SmartBrief is partnering with Big Think to create a weekly video spotlight in SmartBrief on Leadership called “VIP Corner: Video Insights Powered by Big Think.” This week, we’re featuring John Seely Brown, independent co-chairman of the Deloitte Center for the Edge and adviser to the provost and visiting scholar at the University of Southern California.
Due to the nature of the online game, high-level players of World of Warcraft make better employees than those who have an MBA from Harvard, John Seely Brown, independent co-chairman of the Deloitte Center for the Edge and adviser to the provost and visiting scholar at the University of Southern California, says. He points out that in order to become a high-level player of the game, one has to have both the ability and the drive to adapt to thousands of new ideas, work in groups and constantly measure his or her own performance.

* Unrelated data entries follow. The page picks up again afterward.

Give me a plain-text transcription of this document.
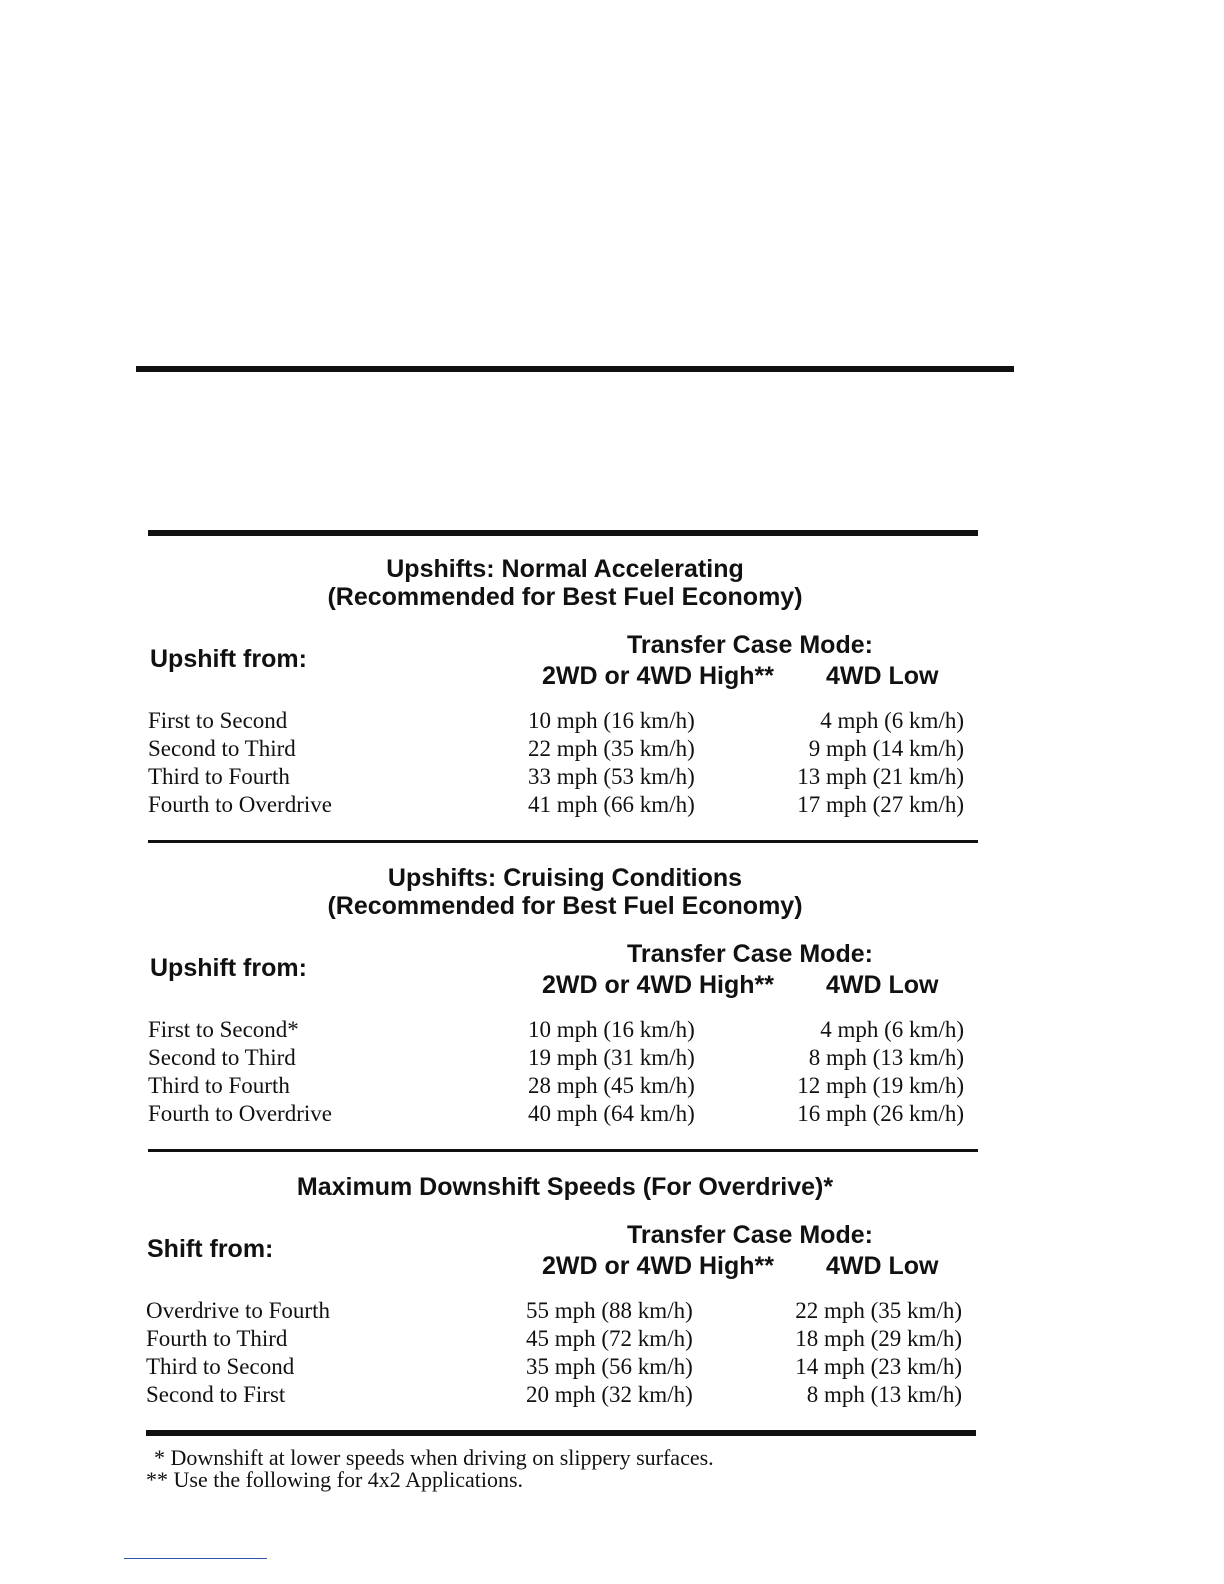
Upshifts: Normal Accelerating
(Recommended for Best Fuel Economy)
Upshift from:	Transfer Case Mode:
2WD or 4WD High** 4WD Low
First to Second	10 mph (16 km/h)	4 mph (6 km/h)
Second to Third	22 mph (35 km/h)	9 mph (14 km/h)
Third to Fourth	33 mph (53 km/h)	13 mph (21 km/h)
Fourth to Overdrive	41 mph (66 km/h)	17 mph (27 km/h)
Upshifts: Cruising Conditions
(Recommended for Best Fuel Economy)
Upshift from:	Transfer Case Mode:
2WD or 4WD High** 4WD Low
First to Second*	10 mph (16 km/h)	4 mph (6 km/h)
Second to Third	19 mph (31 km/h)	8 mph (13 km/h)
Third to Fourth	28 mph (45 km/h)	12 mph (19 km/h)
Fourth to Overdrive	40 mph (64 km/h)	16 mph (26 km/h)
Maximum Downshift Speeds (For Overdrive)*
Shift from:	Transfer Case Mode:
2WD or 4WD High** 4WD Low
Overdrive to Fourth	55 mph (88 km/h)	22 mph (35 km/h)
Fourth to Third	45 mph (72 km/h)	18 mph (29 km/h)
Third to Second	35 mph (56 km/h)	14 mph (23 km/h)
Second to First	20 mph (32 km/h)	8 mph (13 km/h)
* Downshift at lower speeds when driving on slippery surfaces.
** Use the following for 4x2 Applications.
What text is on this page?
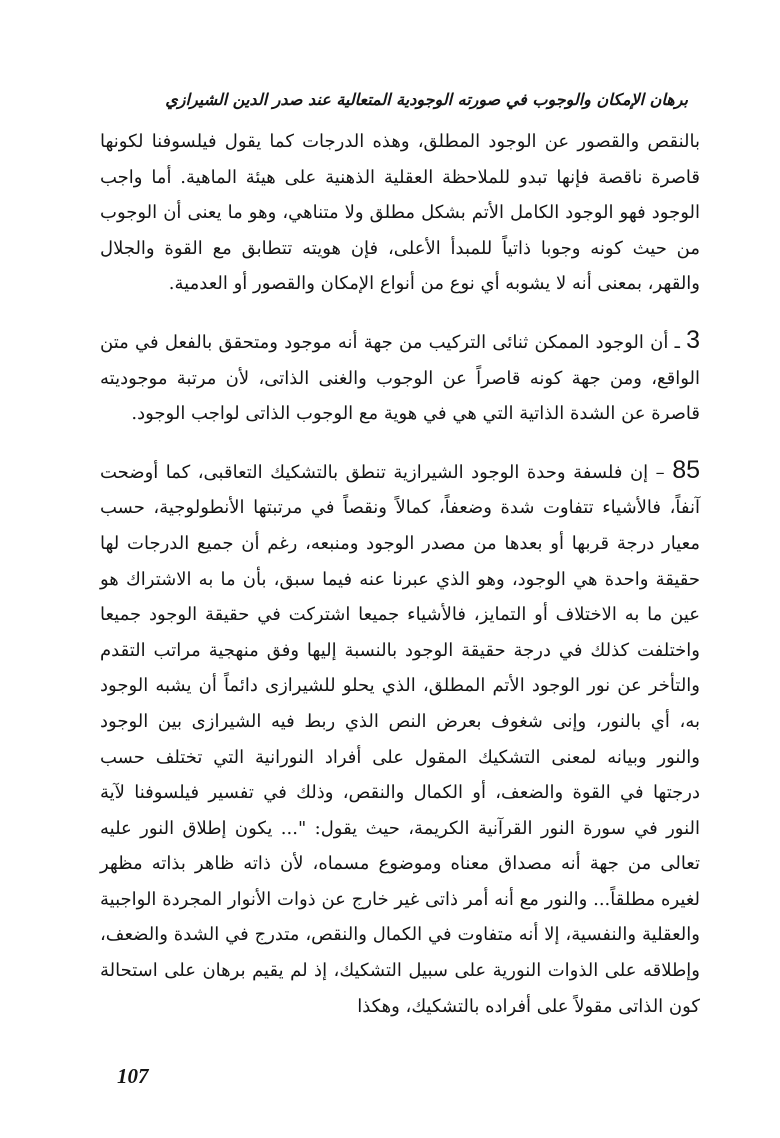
برهان الإمكان والوجوب في صورته الوجودية المتعالية عند صدر الدين الشيرازي

بالنقص والقصور عن الوجود المطلق، وهذه الدرجات كما يقول فيلسوفنا لكونها قاصرة ناقصة فإنها تبدو للملاحظة العقلية الذهنية على هيئة الماهية. أما واجب الوجود فهو الوجود الكامل الأتم بشكل مطلق ولا متناهي، وهو ما يعنى أن الوجوب من حيث كونه وجوبا ذاتياً للمبدأ الأعلى، فإن هويته تتطابق مع القوة والجلال والقهر، بمعنى أنه لا يشوبه أي نوع من أنواع الإمكان والقصور أو العدمية.

3 ـ أن الوجود الممكن ثنائى التركيب من جهة أنه موجود ومتحقق بالفعل في متن الواقع، ومن جهة كونه قاصراً عن الوجوب والغنى الذاتى، لأن مرتبة موجوديته قاصرة عن الشدة الذاتية التي هي في هوية مع الوجوب الذاتى لواجب الوجود.

85 – إن فلسفة وحدة الوجود الشيرازية تنطق بالتشكيك التعاقبى، كما أوضحت آنفاً، فالأشياء تتفاوت شدة وضعفاً، كمالاً ونقصاً في مرتبتها الأنطولوجية، حسب معيار درجة قربها أو بعدها من مصدر الوجود ومنبعه، رغم أن جميع الدرجات لها حقيقة واحدة هي الوجود، وهو الذي عبرنا عنه فيما سبق، بأن ما به الاشتراك هو عين ما به الاختلاف أو التمايز، فالأشياء جميعا اشتركت في حقيقة الوجود جميعا واختلفت كذلك في درجة حقيقة الوجود بالنسبة إليها وفق منهجية مراتب التقدم والتأخر عن نور الوجود الأتم المطلق، الذي يحلو للشيرازى دائماً أن يشبه الوجود به، أي بالنور، وإنى شغوف بعرض النص الذي ربط فيه الشيرازى بين الوجود والنور وبيانه لمعنى التشكيك المقول على أفراد النورانية التي تختلف حسب درجتها في القوة والضعف، أو الكمال والنقص، وذلك في تفسير فيلسوفنا لآية النور في سورة النور القرآنية الكريمة، حيث يقول: "... يكون إطلاق النور عليه تعالى من جهة أنه مصداق معناه وموضوع مسماه، لأن ذاته ظاهر بذاته مظهر لغيره مطلقاً... والنور مع أنه أمر ذاتى غير خارج عن ذوات الأنوار المجردة الواجبية والعقلية والنفسية، إلا أنه متفاوت في الكمال والنقص، متدرج في الشدة والضعف، وإطلاقه على الذوات النورية على سبيل التشكيك، إذ لم يقيم برهان على استحالة كون الذاتى مقولاً على أفراده بالتشكيك، وهكذا

107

On any given night one might play World of Warcraft, Seely Brown says there will be about 15,000 new strategic ideas that are created around the world. In order to achieve a high level in the game, a player has to interpret what all these new ideas mean for his or her play and make the proper adjustments. In the corporate world, on the other hand, 10 new ideas is an overload, he says.
He also notes that high-level players often have to operate within guilds made up of 100 to 200 players to be successful. The guilds develop their own constitutions and operate as meritocracies, assigning the refinement of different skills to different players and measuring each other, all for the love of the game and nothing more. “They don’t have a bonus structure to guide them to incent them,” Seely Brown says. “Only passion, only interest works. ”
To become a high-level player in these guilds and the complex worlds in which they exist, Seely Brown says one must also be diligent and effective when it comes to measuring him or herself through the use of dashboards. Considering that measurements in the corporate world are most often imposed by managers, he says an employee who is motivated to monitor him or herself with the goal of improving performance is an interesting concept.
It is for these reasons that Seely Brown says high-level World of Warcraft players make ideal employees. “[I]t gets back to this notion of passion, it gets back to this notion of curiosity, and it gets back to this notion that this is an interest-driven phenomenon that unleashes exponential learning of a dimension that’s almost unimaginable any other way,” he says.